The Royal Swedish Academy of Sciences has decided to award this year’s Nobel Prize in Chemistry to Carolyn R. Bertozzi of Stanford University, Morten Meldal of University of Copenhagen, and K. Barry Sharpless at Scripps Research for elevating chemistry into the era of functionalism.

The focus this year was on making difficult processes easier, about “finding new chemical ideals and letting simplicity and functionality take precedence”. While Bertozzi took the prize for elevating click chemistry to a new dimension and employing it in living organisms, Sharpless and Meldal were awarded for their work in laying the very foundations of that functional form of chemistry.

Click chemistry refers to molecular building blocks snapping together quickly and efficiently, and its development responded to the need to for pharmaceutical researchers to build increasingly complicated molecules. Most often, this has involved artificial recreation of natural molecules with medicinal properties; however, such a process is both time consuming and extremely costly.
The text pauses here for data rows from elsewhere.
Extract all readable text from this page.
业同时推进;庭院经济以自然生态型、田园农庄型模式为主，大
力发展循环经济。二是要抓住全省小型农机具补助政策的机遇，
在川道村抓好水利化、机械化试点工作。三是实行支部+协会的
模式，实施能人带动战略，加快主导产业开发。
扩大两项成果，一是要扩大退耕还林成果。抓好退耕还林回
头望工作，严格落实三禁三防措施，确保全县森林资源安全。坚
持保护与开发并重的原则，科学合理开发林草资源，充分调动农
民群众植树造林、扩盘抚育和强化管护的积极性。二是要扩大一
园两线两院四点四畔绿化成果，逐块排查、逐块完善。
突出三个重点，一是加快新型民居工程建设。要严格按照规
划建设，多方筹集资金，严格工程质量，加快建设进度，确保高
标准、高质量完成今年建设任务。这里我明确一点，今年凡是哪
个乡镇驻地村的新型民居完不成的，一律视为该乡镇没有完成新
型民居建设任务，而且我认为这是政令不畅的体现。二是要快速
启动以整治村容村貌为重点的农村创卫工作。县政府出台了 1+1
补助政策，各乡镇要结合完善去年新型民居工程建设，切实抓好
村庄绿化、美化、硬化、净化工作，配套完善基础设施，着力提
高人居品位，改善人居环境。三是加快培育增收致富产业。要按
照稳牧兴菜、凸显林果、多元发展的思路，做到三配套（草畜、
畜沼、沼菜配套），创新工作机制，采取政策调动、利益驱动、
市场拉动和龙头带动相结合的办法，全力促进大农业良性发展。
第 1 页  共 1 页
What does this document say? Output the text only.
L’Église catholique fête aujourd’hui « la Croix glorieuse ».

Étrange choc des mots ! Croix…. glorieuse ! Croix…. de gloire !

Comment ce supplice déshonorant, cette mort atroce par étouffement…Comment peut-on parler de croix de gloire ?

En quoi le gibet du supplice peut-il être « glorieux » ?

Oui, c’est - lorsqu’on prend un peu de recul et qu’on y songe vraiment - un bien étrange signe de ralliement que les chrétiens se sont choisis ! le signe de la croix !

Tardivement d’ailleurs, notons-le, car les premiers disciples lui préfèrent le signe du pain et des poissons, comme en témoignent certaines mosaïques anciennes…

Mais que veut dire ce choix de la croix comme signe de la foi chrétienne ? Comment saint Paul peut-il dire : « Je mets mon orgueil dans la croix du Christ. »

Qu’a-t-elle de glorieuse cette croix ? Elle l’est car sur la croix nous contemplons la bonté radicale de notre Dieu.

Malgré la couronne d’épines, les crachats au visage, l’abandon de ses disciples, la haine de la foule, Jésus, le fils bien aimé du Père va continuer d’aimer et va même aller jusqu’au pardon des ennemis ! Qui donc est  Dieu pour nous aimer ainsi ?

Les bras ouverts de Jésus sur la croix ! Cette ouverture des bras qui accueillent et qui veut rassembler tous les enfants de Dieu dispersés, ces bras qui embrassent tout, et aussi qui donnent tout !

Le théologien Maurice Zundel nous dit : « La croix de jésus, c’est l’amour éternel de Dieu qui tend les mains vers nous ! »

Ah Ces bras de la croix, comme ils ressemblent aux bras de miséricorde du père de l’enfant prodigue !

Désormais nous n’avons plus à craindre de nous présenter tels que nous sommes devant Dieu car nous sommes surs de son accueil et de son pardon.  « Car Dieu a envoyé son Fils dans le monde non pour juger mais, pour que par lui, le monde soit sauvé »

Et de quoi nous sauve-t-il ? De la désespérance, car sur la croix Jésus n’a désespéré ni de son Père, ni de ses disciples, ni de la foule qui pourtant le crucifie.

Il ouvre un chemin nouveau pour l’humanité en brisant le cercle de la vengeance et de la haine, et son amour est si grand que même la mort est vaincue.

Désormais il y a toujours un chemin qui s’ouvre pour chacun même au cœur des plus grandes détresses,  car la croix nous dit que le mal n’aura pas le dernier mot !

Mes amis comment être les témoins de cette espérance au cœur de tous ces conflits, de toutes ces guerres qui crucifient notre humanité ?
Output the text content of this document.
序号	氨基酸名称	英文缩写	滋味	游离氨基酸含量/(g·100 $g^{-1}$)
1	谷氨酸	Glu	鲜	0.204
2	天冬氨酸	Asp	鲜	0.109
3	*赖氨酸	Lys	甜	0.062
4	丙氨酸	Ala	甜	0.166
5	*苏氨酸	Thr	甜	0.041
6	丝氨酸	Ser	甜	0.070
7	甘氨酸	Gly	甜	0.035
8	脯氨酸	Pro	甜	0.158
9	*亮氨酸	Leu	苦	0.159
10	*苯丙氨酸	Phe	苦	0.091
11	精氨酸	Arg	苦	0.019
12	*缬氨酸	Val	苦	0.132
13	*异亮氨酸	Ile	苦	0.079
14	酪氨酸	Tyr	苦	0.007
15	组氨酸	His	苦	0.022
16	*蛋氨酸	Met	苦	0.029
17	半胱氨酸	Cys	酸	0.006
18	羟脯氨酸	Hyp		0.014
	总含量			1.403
Johan Åqvist, chair of the Nobel Committee for Chemistry, said: “This year’s Prize in Chemistry deals with not overcomplicating matters, instead working with what is easy and simple.”

This is Barry Sharpless’ second Nobel Prize in Chemistry – the first was in 2001 for chiral catalysts. Approximately at the start of the millennium, he conceived of click chemistry, which results in quick reaction times and avoids unwanted by-products.

Shortly after that time, having worked independently from each other, Sharpless and Morten Meldal presented the copper catalysed azide-alkyne cycloaddition – what is known as ‘the crown jewel’ of click chemistry. Now in widespread use, it has assisted pharmaceutical development, DNA mapping, and the creation of more fit for purpose materials in the years since.

Nonetheless, it has been Carolyn Bertozzi who has taken click chemistry to the next level. By developing click reactions that work inside living organisms, Bertozzi was able to map glycans (important yet elusive biomolecules on cell surfaces). Known as ‘bio-orthogonal reactions’, the process can take place without disrupting the normal chemistry of the cell and has been implemented globally for tracking biological processes and for cell exploration.

Indeed, it is through bio-orthogonal reactions that researchers have been able to improve the targeting of cancer pharmaceuticals now tested in clinical trials.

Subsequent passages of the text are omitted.